In March 2022, against the backdrop of Russia's invasion of Ukraine, Boroda spoke of a "surge in neo-Nazism in Ukraine", noting that in Ukraine "there is a glorification of criminals guilty of the death of the ancestors of those very Jews". Later, in an interview with Israeli media, he denied ever speaking out in support of the war against Ukraine and claimed that he had only called for peace. Nevertheless, Boroda criticized the chief rabbi of Moscow, Pinchas Goldschmidt, who left the country due to the war. He alleged, among other things, that Goldschmidt "views Jews in Russia as second-class people" and is "slandering" the community. In July 2022, as a "supporter of Russia's aggression against Ukraine", he was added to the Anti-Corruption Foundation list of bribe-takers and warmongers (in the category of "Corrupt opinion leaders and public supporters of Putin") consisting of individuals who "use their religious organizations to promote aggression and mass murder", with a proposal to impose international sanctions against him. The Ukrainian National Agency on Corruption Prevention has proposed imposing international sanctions against Boroda, noting that he "supports the Ukrainophobic tendency in covering up certain incidents, in particular, the missile strike near the Babyn Yar memorial complex".

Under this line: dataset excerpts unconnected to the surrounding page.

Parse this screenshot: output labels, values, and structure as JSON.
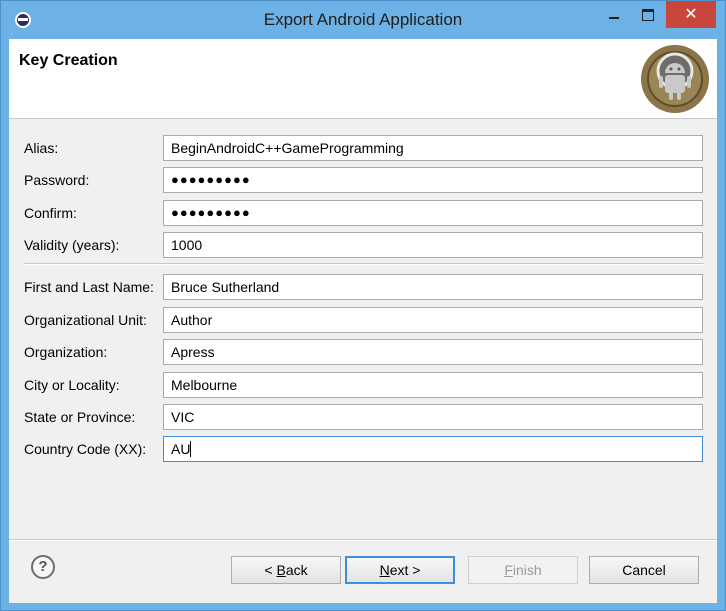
{
  "window": {
    "title": "Export Android Application",
    "close_glyph": "✕"
  },
  "header": {
    "title": "Key Creation"
  },
  "form": {
    "alias": {
      "label": "Alias:",
      "value": "BeginAndroidC++GameProgramming"
    },
    "password": {
      "label": "Password:",
      "value": "●●●●●●●●●"
    },
    "confirm": {
      "label": "Confirm:",
      "value": "●●●●●●●●●"
    },
    "validity": {
      "label": "Validity (years):",
      "value": "1000"
    },
    "name": {
      "label": "First and Last Name:",
      "value": "Bruce Sutherland"
    },
    "org_unit": {
      "label": "Organizational Unit:",
      "value": "Author"
    },
    "organization": {
      "label": "Organization:",
      "value": "Apress"
    },
    "city": {
      "label": "City or Locality:",
      "value": "Melbourne"
    },
    "state": {
      "label": "State or Province:",
      "value": "VIC"
    },
    "country": {
      "label": "Country Code (XX):",
      "value": "AU"
    }
  },
  "buttons": {
    "help_glyph": "?",
    "back_prefix": "< ",
    "back_mnemonic": "B",
    "back_rest": "ack",
    "next_mnemonic": "N",
    "next_rest": "ext >",
    "finish_mnemonic": "F",
    "finish_rest": "inish",
    "cancel": "Cancel"
  },
  "icons": {
    "app": "eclipse-icon",
    "logo": "android-adt-logo"
  }
}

On May 4, 2022, Aleksandr Boroda condemned the statement of Russian Foreign Minister Sergey Lavrov, stating "In connection with the current information situation around Mr Lavrov's passage about Hitler's possible Jewish roots, we consider it necessary to call for an end to appealing to the national origin of opponents". Earlier, in response to a journalist's question about how Ukraine can be accused of "Nazification" if its president Volodymyr Zelenskyy is Jewish, Sergey Lavrov said that Adolf Hitler also had "Jewish blood", and that "the most ardent anti-Semites" are usually Jews.